Individuals can vary in the amount of genetic noise they carry, and populations can as well, depending on the relative intensity of selection and on the mutation rate, which might also differ. For example, although having an unusually old father does not much affect the amount of genetic noise an individual carries, a culture in which fathers were typically 55 would undoubtedly accumulate an unusually high amount of genetic noise, over a couple of millennia.(4)
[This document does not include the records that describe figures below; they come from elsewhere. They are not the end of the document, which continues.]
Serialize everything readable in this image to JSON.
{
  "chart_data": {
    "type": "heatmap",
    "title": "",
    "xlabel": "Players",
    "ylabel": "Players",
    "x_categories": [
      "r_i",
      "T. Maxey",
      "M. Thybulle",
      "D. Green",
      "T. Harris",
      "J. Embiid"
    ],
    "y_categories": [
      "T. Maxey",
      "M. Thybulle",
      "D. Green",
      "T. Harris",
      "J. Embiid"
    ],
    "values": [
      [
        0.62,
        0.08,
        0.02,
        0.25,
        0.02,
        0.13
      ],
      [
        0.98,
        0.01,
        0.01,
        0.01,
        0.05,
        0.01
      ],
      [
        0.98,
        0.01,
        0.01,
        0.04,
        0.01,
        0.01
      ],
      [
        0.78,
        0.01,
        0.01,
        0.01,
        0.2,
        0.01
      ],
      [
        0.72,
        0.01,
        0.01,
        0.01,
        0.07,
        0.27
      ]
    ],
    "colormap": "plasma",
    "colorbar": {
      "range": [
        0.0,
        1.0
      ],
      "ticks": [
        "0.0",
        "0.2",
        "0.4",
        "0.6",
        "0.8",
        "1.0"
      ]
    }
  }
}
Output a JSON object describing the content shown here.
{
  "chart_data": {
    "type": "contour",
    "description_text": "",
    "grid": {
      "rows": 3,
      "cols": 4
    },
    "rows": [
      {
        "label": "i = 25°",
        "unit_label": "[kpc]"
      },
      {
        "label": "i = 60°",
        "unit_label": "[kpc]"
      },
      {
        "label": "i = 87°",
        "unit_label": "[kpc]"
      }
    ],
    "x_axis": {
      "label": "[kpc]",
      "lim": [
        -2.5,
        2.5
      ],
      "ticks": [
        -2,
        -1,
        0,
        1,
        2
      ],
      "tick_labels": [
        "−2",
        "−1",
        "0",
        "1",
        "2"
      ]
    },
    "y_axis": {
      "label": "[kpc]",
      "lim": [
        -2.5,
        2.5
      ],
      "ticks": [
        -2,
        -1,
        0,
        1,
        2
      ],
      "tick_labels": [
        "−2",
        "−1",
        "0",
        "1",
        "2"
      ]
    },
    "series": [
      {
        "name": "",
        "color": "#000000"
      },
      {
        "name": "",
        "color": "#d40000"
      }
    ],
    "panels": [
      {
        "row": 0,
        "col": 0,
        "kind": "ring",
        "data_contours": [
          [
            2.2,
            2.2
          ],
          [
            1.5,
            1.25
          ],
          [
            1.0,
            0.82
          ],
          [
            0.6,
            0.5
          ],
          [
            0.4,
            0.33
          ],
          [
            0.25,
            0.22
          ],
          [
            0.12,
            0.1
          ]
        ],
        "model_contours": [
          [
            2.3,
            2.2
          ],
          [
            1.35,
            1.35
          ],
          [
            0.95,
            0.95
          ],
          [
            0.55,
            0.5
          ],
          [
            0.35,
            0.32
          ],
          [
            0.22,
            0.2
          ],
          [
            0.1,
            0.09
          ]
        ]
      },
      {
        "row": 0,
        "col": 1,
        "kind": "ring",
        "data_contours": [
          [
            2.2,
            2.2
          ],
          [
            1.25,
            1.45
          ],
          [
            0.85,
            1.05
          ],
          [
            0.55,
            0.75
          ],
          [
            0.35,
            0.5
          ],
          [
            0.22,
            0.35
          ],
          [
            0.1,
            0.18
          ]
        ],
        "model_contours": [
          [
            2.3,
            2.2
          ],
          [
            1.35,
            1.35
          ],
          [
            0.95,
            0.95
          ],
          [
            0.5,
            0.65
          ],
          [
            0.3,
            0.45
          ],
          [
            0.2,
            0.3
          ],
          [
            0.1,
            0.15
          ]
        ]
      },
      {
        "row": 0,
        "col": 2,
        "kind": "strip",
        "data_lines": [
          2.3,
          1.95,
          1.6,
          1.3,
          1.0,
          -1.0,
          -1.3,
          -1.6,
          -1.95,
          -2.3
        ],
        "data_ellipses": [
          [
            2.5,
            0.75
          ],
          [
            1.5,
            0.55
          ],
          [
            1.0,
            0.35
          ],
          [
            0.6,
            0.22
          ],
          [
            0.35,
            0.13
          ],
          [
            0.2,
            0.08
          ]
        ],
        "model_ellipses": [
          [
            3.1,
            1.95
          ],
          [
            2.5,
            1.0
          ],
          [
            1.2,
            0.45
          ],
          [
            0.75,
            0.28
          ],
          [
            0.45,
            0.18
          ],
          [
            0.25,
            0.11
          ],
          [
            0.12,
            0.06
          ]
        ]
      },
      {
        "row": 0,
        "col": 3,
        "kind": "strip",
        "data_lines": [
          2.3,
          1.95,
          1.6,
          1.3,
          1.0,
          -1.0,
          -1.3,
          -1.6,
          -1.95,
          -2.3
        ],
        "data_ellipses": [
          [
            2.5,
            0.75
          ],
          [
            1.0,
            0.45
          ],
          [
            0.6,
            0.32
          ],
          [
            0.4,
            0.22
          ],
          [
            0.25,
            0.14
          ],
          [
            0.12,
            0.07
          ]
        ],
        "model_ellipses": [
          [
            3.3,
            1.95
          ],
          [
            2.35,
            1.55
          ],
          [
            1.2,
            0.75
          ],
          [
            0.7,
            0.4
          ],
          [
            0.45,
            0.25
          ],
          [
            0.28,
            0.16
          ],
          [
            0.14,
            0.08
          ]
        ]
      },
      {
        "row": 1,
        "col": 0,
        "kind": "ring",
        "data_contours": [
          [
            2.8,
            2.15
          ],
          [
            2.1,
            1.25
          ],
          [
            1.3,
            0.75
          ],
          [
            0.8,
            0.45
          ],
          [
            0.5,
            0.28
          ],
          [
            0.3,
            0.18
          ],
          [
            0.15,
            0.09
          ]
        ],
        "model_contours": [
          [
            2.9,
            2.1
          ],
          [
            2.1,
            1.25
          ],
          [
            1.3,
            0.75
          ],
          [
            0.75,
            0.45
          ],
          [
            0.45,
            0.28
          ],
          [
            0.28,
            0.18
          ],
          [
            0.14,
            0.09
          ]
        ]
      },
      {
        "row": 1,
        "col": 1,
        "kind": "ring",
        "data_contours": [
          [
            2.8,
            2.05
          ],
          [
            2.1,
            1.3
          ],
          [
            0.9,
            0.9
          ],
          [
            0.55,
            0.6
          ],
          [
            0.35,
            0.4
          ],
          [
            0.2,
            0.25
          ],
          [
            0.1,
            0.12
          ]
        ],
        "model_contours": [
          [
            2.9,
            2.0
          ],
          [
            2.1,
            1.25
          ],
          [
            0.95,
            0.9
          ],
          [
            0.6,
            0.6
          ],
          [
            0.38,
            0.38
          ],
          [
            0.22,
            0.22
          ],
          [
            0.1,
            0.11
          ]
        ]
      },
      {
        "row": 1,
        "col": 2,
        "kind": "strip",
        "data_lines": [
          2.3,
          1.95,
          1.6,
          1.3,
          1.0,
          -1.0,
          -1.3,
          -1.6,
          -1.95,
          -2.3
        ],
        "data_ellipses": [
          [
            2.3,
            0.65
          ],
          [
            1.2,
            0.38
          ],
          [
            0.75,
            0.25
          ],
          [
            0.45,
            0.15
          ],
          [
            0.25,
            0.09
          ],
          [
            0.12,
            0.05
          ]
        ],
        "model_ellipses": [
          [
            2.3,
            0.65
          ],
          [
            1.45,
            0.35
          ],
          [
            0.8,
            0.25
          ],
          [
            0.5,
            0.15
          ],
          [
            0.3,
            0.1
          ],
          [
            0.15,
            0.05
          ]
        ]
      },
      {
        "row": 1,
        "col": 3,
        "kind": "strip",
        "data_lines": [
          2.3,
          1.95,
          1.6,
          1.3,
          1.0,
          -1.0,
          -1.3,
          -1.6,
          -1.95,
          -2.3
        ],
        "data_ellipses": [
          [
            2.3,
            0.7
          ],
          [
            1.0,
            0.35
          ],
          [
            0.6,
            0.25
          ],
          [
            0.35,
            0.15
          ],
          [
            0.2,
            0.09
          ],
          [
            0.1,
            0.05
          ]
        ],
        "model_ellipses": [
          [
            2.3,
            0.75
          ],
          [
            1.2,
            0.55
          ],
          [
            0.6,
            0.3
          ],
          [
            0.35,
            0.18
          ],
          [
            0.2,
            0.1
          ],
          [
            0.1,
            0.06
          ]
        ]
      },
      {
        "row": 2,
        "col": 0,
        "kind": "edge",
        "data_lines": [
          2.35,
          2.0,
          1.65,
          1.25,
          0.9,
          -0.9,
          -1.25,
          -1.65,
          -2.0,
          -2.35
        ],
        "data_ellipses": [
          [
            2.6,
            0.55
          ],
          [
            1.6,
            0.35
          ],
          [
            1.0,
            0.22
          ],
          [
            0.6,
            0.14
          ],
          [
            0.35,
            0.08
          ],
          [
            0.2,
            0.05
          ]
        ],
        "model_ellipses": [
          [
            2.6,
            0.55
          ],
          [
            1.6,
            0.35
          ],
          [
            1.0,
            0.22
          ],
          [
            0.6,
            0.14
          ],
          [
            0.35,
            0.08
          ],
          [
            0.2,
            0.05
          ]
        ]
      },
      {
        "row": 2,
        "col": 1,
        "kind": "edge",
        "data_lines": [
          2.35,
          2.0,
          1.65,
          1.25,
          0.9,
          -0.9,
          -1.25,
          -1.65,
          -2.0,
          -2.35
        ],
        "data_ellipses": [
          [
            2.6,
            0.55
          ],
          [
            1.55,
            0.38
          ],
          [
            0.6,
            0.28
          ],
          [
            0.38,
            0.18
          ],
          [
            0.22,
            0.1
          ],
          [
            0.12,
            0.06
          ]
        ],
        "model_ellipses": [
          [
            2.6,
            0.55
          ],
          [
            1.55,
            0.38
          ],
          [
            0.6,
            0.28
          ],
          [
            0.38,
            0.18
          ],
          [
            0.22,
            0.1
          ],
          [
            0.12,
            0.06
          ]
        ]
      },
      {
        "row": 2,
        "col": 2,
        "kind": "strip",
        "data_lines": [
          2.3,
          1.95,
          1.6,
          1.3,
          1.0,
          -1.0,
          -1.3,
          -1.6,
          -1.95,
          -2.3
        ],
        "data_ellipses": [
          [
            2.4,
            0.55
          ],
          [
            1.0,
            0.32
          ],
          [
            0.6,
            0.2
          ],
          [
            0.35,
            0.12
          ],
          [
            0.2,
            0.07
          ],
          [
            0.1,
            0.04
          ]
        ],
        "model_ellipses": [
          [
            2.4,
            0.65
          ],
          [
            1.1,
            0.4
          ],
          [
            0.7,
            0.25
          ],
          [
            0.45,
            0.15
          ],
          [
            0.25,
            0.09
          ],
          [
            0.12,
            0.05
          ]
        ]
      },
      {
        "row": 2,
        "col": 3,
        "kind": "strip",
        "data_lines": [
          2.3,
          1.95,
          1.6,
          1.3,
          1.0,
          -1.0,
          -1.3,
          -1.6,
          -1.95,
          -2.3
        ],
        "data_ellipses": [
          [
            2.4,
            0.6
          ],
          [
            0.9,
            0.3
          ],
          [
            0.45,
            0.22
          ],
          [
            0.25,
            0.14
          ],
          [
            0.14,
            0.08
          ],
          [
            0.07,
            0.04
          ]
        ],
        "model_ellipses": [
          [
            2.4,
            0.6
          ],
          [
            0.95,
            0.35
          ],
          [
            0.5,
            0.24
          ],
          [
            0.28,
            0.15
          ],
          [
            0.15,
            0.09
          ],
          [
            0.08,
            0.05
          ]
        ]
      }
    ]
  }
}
If a kid’s parents have a higher-than-average amount of genetic noise, on average the kid will as well. This sure looks like what we usually call non-organic or familial retardation.(4)

IQ

Most of the within-population variation in IQ looks to be familial rather than organic. If I’m right, this means that most IQ variation – what we might call the normal range – is caused by differences in the number of slightly deleterious mutations.(4) None of them would show up in a QTL(=quantitative trait locus) search, because all are rare. And that is where we stand thus far: no intelligence QTLs have been found – although you never know what you’ll see in the next population. On the other hand, shared chromosomal segments would mostly contain the same slightly deleterious mutations, and so IQ should correlate with genetic similarity, which is what Visscher has found.(4)

Scientist mutations

Many great scientists and mathematicians have likely had relatively low levels of genetic noise combined with some fairly deleterious de novo mutations; with the net effect of a powerful mental engine strangely focused on some particular topic not directly related to fitness. Low noise, high weirdness. Math, not sheilas(→lass). One might look for advanced paternal age in such cases.

Health

We know that IQ is associated with a number of good outcomes – greater longevity, for example. Some of that, maybe most, may be people practicing good health habits, but having less genetic noise could help in a more direct way.